We didn’t have a “traditional” Thanksgiving this year and that is okay. We didn’t have a turkey, we didn’t have mashed potatoes, gravey, green bean casserole, or a ton of desserts. We had white chicken chilli, corn bread muffins, cranberry relish (not the one that comes in a can, but the one with cranberries, oranges, and sugar), watergate salad, and pumpkin pie. We didn’t have a “traditional” Thanksgiving and this was one of my favorite Thanksgivings.
This year’s Thanksgiving was relaxing because it wasn’t perfect. I was able to enjoy my time with my parents and my little girl. My little girl and I went to the park and played before going to my parent’s house. We had some great connection while playing at the park. My daughter was happy and I was happy.

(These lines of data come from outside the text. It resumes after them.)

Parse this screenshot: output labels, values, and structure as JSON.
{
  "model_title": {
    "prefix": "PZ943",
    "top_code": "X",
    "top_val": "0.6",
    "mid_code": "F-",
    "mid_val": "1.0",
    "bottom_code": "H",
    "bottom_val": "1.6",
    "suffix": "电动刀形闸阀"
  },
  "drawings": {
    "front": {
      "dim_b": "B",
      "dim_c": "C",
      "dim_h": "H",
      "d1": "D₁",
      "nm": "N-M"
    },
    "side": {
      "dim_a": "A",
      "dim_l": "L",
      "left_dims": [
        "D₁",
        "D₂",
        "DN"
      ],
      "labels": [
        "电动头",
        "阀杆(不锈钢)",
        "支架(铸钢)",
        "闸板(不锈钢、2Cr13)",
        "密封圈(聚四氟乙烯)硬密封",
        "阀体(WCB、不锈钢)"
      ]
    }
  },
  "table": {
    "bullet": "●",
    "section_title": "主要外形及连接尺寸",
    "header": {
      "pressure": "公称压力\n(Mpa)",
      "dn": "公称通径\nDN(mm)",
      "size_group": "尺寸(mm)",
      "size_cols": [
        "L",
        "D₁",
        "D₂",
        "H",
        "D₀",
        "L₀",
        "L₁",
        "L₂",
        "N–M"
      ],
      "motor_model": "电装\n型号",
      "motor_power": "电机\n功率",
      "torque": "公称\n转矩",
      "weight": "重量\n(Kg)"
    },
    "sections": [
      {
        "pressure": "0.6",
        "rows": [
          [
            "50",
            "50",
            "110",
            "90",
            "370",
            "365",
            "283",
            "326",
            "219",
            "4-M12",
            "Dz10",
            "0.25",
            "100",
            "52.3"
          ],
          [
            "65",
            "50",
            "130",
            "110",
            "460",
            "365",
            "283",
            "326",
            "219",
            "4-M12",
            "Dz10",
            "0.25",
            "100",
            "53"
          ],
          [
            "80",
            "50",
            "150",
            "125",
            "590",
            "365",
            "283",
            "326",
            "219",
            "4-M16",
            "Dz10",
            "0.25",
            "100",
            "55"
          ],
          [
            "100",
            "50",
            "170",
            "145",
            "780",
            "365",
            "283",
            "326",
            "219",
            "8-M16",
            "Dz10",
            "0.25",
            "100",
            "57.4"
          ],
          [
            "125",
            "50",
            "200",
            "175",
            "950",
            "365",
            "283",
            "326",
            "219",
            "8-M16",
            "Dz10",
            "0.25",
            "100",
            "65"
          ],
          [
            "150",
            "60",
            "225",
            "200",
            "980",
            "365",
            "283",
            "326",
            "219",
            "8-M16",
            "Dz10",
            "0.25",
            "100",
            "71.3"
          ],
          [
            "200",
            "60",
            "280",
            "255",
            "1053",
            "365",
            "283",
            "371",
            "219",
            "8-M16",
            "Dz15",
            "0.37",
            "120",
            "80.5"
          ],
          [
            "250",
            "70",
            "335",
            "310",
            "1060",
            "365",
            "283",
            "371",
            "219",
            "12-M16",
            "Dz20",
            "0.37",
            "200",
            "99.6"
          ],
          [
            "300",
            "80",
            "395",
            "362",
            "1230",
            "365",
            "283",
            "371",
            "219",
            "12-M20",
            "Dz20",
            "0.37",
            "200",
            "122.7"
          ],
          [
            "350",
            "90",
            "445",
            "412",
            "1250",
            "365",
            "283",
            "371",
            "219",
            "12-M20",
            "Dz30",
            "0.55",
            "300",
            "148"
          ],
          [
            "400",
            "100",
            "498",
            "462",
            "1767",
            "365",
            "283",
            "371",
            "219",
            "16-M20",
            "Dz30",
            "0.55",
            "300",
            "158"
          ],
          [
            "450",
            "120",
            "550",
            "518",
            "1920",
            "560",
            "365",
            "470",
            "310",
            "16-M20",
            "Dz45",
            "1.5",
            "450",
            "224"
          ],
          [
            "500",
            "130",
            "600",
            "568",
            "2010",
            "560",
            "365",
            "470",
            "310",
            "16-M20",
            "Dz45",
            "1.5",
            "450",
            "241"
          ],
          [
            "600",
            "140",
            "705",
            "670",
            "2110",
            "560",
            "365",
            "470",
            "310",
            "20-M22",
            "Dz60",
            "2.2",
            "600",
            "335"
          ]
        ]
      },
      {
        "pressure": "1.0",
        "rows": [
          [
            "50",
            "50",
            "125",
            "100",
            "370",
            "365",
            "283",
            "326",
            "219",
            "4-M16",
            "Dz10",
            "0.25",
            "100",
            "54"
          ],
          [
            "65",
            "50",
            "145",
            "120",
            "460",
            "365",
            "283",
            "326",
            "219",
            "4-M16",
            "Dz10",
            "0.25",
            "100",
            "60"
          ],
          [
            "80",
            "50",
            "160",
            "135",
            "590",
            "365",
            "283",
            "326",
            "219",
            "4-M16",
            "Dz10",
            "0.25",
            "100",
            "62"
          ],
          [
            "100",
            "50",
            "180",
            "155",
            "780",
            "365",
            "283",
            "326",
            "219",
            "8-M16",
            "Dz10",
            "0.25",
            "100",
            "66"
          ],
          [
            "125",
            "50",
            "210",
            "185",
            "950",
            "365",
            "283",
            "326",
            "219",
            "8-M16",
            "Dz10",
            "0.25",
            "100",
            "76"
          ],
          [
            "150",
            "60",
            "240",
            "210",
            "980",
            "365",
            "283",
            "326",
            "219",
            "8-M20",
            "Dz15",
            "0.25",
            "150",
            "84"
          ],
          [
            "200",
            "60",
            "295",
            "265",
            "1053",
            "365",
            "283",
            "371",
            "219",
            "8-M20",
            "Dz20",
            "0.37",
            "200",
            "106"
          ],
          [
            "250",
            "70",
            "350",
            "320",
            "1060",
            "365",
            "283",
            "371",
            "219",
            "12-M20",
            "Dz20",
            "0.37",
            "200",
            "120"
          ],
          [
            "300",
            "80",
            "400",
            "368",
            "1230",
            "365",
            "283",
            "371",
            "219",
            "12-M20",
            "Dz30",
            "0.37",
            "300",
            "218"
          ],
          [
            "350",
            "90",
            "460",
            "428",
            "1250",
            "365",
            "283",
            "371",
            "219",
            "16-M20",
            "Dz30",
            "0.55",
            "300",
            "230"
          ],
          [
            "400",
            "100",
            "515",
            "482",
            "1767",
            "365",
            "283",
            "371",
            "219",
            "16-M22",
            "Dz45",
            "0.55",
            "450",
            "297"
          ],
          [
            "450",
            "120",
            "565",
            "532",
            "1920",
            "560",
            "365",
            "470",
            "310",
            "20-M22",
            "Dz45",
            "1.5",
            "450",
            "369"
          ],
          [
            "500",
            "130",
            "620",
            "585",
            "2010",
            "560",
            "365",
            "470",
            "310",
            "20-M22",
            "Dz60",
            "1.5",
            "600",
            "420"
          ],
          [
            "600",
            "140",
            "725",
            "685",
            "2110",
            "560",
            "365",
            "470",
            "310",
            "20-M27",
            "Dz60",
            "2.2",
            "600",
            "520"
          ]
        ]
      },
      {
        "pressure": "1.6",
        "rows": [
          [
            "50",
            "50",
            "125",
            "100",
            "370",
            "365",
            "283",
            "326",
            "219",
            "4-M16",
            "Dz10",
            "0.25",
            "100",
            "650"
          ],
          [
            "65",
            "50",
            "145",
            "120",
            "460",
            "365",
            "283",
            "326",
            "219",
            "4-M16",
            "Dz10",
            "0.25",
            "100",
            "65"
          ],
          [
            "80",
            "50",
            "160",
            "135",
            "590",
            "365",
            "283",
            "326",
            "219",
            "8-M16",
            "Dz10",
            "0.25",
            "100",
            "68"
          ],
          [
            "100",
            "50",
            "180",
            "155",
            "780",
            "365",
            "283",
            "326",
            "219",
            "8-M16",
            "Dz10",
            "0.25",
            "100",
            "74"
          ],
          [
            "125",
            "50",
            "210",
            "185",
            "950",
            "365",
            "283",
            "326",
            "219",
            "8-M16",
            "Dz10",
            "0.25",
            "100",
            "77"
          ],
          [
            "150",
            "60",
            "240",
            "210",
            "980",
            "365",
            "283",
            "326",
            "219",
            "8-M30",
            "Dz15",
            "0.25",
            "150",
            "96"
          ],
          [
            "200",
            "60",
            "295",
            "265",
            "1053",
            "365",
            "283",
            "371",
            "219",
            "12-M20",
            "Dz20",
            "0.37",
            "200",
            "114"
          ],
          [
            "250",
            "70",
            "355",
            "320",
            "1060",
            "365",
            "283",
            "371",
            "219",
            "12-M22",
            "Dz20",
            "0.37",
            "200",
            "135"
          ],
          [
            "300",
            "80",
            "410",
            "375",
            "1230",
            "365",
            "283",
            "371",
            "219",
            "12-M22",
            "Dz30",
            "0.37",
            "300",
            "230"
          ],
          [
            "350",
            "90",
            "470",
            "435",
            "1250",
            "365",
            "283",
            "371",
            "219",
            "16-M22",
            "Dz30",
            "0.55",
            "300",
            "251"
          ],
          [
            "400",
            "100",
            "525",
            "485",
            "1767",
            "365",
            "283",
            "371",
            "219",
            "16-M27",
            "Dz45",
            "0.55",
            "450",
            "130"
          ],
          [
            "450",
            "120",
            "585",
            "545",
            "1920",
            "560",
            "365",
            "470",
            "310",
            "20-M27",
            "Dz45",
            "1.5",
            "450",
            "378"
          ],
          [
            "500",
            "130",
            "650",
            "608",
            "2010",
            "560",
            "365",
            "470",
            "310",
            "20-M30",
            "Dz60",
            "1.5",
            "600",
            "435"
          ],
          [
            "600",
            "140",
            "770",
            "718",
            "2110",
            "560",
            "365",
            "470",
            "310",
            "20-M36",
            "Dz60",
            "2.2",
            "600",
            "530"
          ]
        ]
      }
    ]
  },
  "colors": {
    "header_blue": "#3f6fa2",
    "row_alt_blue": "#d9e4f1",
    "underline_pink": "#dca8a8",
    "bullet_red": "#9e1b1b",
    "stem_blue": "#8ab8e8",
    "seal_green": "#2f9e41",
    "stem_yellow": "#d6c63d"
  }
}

My mom wished for a traditional Thanksgiving and I knew it bothered her that we didn’t have a big feast and that her house is still being remodeled. She grew up with a big family and a large Thanksgiving was something always important to her. I am a single child and my husband is also a single child. Yes, I liked the big Thanksgivings we had with my aunts, uncles, grandparents, and cousins; but they also caused me a lot of anxiety. I could have planned a big meal. I could have invited a lot of people, but my husband worked today and some years I will be working on Thanksgiving so being flexible just makes sense. My mom kept bring up her house and not having a big feast and wanting to start having holiday meals; but we did have a holiday meal. We ate a meal together as a family on holiday.
I was happy this Thanksgiving because I wasn’t focused on being perfect. I was happiest because I was focused on connecting with those around me and those connections are what make the holidays. My daughter doesn’t need big elaborate holidays for them to feel special. She feels special when her grandpa dances with her, when her grandma tickles her, and when her chases her around the park. Her happy memories will be witht he people she loves.